Partisan n°3- septembre 1985 -pages 17 à 19

Crise et restructuration

Créer des SCOP
ou
détruire le capitalisme

 

Le mouvement SCOP a son histoire ( voir Partisan n° 1 ). Il a sa pratique quoti-
dienne ( voir Partisan n° 2 ). Il a donc une ligne politique. Elle est représentative d'un courant à combattre pour élever la conscience et les objectifs de la lutte ouvrière.
 
En gros, ce courant politique propose aux ouvriers une issue libératrice dans la
société capitaliste. Une accumulation de petits pouvoirs ici ou là, faisant basculer le cours des choses: créer son entreprise pour lutter efficacement contre le chômage, produire " utile" pour calmer les excès du capitalisme, " s'associer" pour supprimer les antagonismes de classes.
 
Je partirai de l'extrait d'article de la Revue RESISTER n° 15 reproduit ci-dessous
pour critiquer cette orientation politique, lui en opposer une autre.

(...) Si, en France, nous ne connaissons pas d'applications des plans, par contre nous connaissons l'expérience des "scops" (Sociétés coopératives ouvrières de production). Celles-ci, lancées sous Barre, développées depuis 1981, relèvent de l'idéologie de la nécessité "d'entreprendre" et, en ce qui concerne les travailleurs, de l'idée qu'ils peuvent produire autrement, gérer autrement et sans pouvoir patronal, dictatorial, dans leur entreprise, ceci dans le cadre du régime tel qu'il existe.

Depuis plus de 3 ans que les expériences se sont faites, permettez-moi de citer quelques exemples de ma région (mais qui sont les mêmes partout, les camarades qui se battent "sur le terrain" sans avoir la tête dans les nuages alternatifs, les connaissent bien !!).

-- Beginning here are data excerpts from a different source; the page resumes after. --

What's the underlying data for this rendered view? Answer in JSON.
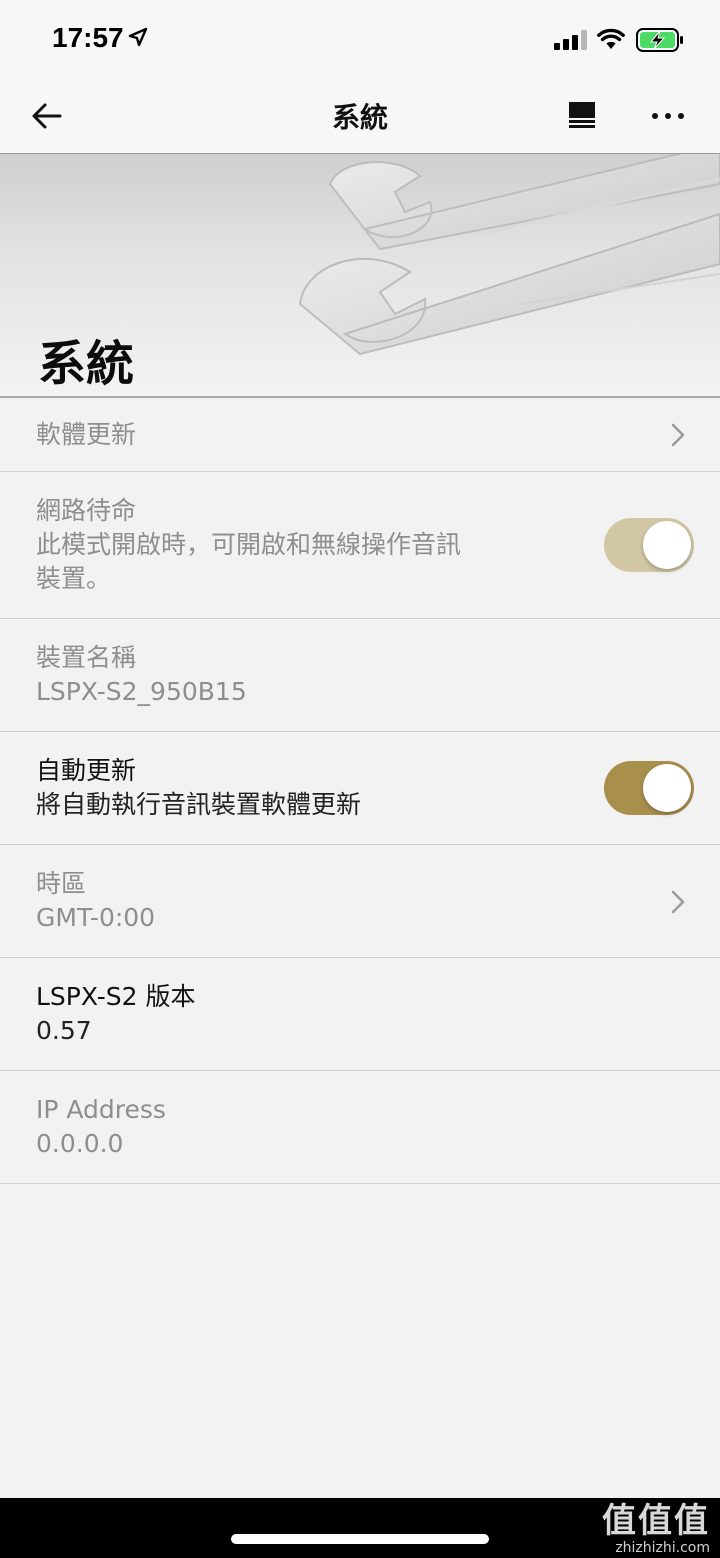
{
  "status_bar": {
    "time": "17:57",
    "icons": [
      "location-arrow-icon",
      "signal-icon",
      "wifi-icon",
      "battery-charging-icon"
    ]
  },
  "nav": {
    "title": "系統",
    "icons": [
      "back-arrow-icon",
      "playback-queue-icon",
      "more-icon"
    ]
  },
  "banner": {
    "title": "系統"
  },
  "settings": {
    "software_update": {
      "title": "軟體更新"
    },
    "network_standby": {
      "title": "網路待命",
      "desc_line1": "此模式開啟時，可開啟和無線操作音訊",
      "desc_line2": "裝置。",
      "enabled": true
    },
    "device_name": {
      "title": "裝置名稱",
      "value": "LSPX-S2_950B15"
    },
    "auto_update": {
      "title": "自動更新",
      "desc": "將自動執行音訊裝置軟體更新",
      "enabled": true
    },
    "timezone": {
      "title": "時區",
      "value": "GMT-0:00"
    },
    "version": {
      "title": "LSPX-S2 版本",
      "value": "0.57"
    },
    "ip_address": {
      "title": "IP Address",
      "value": "0.0.0.0"
    }
  },
  "colors": {
    "toggle_active": "#a88f4c",
    "toggle_dimmed": "#d2c7a4",
    "text_dim": "#8e8e8e"
  },
  "watermark": {
    "logo": "值值值",
    "url": "zhizhizhi.com"
  }
}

La SCOP JAPY (St-Dizier, 52) fabrique des ustensiles de cuisine émaillés; en 2 ans, elle a conquis 13% de l'ensemble du marché français. Les autres fabricants privés, trouvant la concurrence saumâtre, font pression sur les banques nationalisées. Celles-ci, au service des intérêts privés, imposent des taux et des délais contraires aux promesses gouvernementales faites. Toutes les promesses (ah ! la comédie des députés godillots, accompagnant des délégations aux ministères, et ressortant avec les promesses futiles comme les vents !)

... jamais tenues. Bref, c'est l'étranglement voulu, organisé, lent, d'une usine qui marchait bien ! Le tribunal de Commerce, heureux enfin, prononce la liquidation (...).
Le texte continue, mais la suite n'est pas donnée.